Robust subspace clustering by Cauchy loss function
This is an incremental improvement for researchers in machine learning and data analysis dealing with noisy high-dimensional data.
The authors tackled the problem of subspace clustering with noisy real data by proposing a method based on the Cauchy loss function to penalize noise, and experimental results showed it outperformed several representative clustering methods on five real datasets.
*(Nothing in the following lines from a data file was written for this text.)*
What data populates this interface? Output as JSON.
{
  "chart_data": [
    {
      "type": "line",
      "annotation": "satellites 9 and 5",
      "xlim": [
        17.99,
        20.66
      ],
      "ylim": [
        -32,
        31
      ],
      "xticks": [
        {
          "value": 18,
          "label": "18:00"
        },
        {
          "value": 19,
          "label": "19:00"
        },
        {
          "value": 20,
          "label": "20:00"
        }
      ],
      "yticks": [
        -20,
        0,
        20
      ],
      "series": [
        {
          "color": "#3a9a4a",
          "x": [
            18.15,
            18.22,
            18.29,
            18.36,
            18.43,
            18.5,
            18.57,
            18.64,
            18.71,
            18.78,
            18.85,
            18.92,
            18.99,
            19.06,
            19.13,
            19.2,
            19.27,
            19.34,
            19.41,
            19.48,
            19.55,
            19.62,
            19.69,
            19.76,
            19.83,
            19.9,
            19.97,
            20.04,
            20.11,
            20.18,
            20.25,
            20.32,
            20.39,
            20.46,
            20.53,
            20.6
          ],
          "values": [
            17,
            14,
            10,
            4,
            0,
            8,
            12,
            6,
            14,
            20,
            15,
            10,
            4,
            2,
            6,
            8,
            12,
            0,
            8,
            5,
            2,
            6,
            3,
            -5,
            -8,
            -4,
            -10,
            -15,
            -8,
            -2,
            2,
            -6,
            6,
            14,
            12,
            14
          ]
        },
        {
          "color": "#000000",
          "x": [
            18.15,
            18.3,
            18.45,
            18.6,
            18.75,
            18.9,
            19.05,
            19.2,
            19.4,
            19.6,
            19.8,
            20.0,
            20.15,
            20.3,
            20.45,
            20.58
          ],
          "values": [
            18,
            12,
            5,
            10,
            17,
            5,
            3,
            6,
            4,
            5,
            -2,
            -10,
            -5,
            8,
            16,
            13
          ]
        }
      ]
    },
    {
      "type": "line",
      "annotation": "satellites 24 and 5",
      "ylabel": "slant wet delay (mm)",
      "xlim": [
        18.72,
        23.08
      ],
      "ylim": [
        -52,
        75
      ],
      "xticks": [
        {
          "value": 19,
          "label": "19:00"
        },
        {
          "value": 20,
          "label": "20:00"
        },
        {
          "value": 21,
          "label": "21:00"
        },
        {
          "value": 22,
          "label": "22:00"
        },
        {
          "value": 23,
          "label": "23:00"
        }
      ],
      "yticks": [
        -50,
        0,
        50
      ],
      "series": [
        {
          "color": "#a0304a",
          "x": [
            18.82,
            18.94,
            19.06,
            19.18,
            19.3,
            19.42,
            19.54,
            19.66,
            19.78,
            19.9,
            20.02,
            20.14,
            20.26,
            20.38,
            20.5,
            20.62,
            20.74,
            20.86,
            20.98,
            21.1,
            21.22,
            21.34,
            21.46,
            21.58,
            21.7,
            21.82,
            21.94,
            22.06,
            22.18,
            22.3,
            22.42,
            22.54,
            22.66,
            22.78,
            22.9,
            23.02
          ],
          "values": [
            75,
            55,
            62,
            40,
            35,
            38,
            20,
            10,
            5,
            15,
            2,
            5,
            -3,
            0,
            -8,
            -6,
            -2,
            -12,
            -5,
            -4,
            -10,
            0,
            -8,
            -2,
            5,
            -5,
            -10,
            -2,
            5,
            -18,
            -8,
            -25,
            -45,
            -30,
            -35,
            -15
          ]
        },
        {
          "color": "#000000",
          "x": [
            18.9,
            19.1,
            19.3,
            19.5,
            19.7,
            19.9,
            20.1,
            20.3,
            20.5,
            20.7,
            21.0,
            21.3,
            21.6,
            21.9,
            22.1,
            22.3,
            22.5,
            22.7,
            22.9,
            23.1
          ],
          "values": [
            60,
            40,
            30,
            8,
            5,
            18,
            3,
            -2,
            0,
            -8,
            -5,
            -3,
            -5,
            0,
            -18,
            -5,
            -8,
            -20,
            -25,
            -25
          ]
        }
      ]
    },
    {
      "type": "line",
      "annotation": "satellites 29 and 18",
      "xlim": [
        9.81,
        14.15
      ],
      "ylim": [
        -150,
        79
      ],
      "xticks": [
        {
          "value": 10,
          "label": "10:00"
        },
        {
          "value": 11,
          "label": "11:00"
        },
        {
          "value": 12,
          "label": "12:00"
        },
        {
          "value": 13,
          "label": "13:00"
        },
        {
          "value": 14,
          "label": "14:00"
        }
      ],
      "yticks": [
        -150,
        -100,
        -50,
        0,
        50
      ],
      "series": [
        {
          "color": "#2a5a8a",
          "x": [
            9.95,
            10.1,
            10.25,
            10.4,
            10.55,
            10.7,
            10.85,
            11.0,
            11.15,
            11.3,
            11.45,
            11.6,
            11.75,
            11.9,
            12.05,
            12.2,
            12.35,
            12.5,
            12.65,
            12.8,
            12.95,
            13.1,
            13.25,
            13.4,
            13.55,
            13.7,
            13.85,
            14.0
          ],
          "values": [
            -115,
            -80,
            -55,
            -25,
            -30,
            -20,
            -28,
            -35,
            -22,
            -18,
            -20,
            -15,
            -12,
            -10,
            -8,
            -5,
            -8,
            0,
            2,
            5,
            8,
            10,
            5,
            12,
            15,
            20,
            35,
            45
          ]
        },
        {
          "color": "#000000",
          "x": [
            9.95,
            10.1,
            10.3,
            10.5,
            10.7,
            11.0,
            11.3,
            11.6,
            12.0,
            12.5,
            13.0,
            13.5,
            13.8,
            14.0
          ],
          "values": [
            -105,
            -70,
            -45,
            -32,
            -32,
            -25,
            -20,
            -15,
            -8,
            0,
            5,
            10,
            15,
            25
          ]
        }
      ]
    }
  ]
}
Subspace clustering is a problem of exploring the low-dimensional subspaces of high-dimensional data. State-of-the-arts approaches are designed by following the model of spectral clustering based method. These methods pay much attention to learn the representation matrix to construct a suitable similarity matrix and overlook the influence of the noise term on subspace clustering. However, the real data are always contaminated by the noise and the noise usually has a complicated statistical distribution. To alleviate this problem, we in this paper propose a subspace clustering method based on Cauchy loss function (CLF). Particularly, it uses CLF to penalize the noise term for suppressing the large noise mixed in the real data. This is due to that the CLF's influence function has a upper bound which can alleviate the influence of a single sample, especially the sample with a large noise, on estimating the residuals. Furthermore, we theoretically prove the grouping effect of our proposed method, which means that highly correlated data can be grouped together. Finally, experimental results on five real datasets reveal that our proposed method outperforms several representative clustering methods.